In a lot of ways, it’s a very good time to be a game designer because you have options. Most artists that I know, whether they’re a game designer or a painter or a filmmaker, say that having options is one of the things that you want as a creative person. The ability is there to have so many different ways to express yourself through a game — do it in Unity, join a triple-A studio, whatever you want to do. It’s going to keep evolving, but I think the ability to have so many options is something that didn’t exist before. To me, that makes it better. It’s only going to get better. Stuff is going to come out as far as distribution and development that we still have not thought of yet. As long as it keeps going in that positive direction, it’s a good thing.

GamesBeat: Here’s where I wish the measurement was better. Sometimes having a successful app seems like winning the lottery. How are most people faring, though? I don’t really have a clue on that.

Edwards: I wish I knew as well. We have two different lotteries going on — the Kickstarter lottery and the App Store lottery. Both of them are very tenuous in terms of predictability.

GamesBeat: But that’s more lotteries than we’ve had before.

Edwards: [Laughs] That’s true. Unless you’re working on the next Modern Warfare or Halo or something where you know it’s going to make money, but that’s not “your” money.

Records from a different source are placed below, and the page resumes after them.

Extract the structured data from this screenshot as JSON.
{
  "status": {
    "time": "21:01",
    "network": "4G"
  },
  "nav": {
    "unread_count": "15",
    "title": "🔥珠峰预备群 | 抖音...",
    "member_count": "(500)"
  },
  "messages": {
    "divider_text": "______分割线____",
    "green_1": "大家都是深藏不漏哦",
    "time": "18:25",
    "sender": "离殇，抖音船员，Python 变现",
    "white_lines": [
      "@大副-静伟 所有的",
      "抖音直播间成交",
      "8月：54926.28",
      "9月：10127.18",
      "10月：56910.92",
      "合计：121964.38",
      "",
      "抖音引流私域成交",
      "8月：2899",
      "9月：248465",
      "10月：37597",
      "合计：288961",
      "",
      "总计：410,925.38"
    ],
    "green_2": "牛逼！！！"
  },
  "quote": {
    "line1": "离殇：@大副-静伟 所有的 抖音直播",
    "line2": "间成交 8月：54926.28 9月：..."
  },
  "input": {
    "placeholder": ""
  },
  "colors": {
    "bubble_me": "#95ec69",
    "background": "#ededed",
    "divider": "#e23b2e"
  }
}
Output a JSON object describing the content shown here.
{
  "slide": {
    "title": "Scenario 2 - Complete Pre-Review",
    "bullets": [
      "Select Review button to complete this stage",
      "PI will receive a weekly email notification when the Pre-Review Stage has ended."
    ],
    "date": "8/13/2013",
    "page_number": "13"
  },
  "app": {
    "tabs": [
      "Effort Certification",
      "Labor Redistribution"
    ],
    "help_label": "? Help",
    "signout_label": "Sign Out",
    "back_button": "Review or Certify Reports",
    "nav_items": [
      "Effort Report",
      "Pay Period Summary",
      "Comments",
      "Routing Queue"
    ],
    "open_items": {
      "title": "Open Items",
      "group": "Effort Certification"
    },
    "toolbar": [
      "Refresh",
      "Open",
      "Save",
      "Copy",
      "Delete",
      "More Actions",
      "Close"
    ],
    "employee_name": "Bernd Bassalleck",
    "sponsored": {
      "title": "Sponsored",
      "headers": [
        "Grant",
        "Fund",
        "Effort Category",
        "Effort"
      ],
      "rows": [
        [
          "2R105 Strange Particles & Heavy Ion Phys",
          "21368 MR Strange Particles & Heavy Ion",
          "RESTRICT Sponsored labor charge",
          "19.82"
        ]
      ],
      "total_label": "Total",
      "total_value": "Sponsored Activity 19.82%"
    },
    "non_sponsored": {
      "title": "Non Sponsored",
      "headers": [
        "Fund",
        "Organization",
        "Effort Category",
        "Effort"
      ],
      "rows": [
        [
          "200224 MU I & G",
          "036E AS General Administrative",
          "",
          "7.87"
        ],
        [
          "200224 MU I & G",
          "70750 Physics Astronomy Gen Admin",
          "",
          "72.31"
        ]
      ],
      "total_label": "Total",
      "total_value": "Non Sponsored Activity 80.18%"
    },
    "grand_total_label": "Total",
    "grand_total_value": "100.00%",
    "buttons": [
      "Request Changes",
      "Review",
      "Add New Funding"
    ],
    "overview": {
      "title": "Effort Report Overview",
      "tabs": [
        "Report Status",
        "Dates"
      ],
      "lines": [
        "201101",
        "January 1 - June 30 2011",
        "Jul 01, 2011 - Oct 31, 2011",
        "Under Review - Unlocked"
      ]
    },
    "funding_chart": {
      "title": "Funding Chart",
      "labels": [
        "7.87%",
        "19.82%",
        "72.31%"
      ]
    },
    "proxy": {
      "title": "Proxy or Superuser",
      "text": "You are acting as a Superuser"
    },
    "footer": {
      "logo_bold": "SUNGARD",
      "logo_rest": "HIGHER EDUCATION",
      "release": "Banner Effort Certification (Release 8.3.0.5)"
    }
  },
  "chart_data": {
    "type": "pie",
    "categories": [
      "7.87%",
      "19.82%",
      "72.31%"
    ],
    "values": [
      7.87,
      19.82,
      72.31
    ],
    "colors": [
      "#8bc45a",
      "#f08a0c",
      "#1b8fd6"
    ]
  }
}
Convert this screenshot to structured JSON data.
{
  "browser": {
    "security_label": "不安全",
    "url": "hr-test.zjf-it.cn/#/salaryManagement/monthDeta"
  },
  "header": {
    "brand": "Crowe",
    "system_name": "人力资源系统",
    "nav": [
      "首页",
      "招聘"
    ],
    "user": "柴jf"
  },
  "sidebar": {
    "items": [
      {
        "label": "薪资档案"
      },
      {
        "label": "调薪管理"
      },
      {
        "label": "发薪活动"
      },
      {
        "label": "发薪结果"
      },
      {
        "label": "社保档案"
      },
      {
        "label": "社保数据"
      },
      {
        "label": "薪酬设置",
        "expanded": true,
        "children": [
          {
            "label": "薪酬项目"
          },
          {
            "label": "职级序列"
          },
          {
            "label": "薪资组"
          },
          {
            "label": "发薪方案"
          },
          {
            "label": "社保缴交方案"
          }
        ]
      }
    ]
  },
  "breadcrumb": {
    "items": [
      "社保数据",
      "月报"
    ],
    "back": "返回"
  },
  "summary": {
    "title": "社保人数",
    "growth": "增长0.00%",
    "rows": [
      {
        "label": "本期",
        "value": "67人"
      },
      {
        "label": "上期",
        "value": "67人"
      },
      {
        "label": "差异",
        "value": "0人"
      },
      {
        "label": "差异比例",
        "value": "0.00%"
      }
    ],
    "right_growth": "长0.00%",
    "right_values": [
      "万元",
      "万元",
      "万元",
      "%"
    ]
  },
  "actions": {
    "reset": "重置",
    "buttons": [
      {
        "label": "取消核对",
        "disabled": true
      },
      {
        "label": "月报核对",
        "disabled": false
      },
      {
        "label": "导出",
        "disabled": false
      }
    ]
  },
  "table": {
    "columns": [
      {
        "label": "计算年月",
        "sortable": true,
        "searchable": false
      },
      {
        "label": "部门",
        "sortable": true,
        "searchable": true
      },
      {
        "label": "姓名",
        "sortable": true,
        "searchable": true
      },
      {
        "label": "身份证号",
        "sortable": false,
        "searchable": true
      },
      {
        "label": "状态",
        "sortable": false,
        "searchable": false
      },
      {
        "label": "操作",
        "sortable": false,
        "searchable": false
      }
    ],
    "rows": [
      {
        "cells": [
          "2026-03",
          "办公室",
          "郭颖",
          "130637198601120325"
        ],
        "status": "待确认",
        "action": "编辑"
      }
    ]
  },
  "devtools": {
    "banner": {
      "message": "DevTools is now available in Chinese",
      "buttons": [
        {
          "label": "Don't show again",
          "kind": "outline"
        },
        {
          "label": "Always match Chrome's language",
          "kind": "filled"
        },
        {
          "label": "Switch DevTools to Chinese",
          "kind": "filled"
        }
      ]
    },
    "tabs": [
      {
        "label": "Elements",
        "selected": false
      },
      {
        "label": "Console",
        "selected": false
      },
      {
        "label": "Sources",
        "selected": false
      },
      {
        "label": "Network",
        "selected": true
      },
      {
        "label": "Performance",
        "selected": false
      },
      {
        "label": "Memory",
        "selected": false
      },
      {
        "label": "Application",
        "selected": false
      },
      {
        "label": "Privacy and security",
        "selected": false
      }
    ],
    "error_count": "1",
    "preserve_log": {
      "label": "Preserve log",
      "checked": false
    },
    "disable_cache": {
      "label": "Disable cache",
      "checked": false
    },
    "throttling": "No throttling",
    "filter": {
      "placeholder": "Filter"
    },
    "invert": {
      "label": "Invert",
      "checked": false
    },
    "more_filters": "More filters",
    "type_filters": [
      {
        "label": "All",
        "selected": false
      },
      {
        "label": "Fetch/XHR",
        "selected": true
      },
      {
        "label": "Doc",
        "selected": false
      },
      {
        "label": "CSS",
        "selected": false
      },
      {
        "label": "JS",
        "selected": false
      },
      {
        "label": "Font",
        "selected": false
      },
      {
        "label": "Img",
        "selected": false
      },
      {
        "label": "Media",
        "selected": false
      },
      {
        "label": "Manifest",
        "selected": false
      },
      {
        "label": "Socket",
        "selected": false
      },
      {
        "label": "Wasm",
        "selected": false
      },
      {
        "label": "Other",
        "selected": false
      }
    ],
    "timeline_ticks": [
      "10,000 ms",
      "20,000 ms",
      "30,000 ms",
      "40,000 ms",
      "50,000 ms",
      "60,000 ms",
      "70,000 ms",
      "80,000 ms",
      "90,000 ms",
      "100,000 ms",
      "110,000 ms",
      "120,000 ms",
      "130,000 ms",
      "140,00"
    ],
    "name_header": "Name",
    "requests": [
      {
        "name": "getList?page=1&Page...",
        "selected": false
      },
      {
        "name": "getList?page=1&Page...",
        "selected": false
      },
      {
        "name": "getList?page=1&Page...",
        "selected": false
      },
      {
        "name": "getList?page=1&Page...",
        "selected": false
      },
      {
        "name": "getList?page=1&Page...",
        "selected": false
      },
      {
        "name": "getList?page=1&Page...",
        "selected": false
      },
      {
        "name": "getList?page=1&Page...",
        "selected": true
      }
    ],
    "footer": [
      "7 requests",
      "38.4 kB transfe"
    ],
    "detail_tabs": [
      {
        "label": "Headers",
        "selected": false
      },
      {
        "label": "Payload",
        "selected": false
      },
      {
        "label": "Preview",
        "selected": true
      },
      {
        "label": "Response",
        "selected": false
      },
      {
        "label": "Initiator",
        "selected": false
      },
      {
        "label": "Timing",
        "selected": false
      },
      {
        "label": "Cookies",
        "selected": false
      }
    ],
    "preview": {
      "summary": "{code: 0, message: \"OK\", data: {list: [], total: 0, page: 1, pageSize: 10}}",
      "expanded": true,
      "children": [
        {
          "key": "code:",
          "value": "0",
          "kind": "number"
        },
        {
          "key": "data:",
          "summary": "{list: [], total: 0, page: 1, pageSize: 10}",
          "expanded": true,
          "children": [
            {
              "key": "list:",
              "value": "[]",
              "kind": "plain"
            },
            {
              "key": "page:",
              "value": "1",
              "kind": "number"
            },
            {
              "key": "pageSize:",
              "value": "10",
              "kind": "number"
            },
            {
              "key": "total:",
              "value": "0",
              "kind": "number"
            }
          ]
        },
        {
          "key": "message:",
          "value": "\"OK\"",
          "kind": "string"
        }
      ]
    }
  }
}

GamesBeat: Is anything else interesting happening this week?

Edwards: We’re very proud of the advocacy track and all the topics we’re highlighting there. It’s a good milestone not only for GDC, but for the IGDA. It’s great that [GDC event owner] UBM is allowing that track to go forward. They recognize that these issues need to be discussed. It underscores, for the IGDA, our mission of advocacy in addition to professional development. Being able to be seen is one of the things we do. As we’re trying to evolve our own organization, one of the things we want to do a better job of is taking a lot of the brain trust in our special interest groups — the writing SIG, the diversity SIG, the women in games SIG — and make that more explicit and overt, through our website and other means, so that people know what we’re doing. They know the issues that we’re tackling.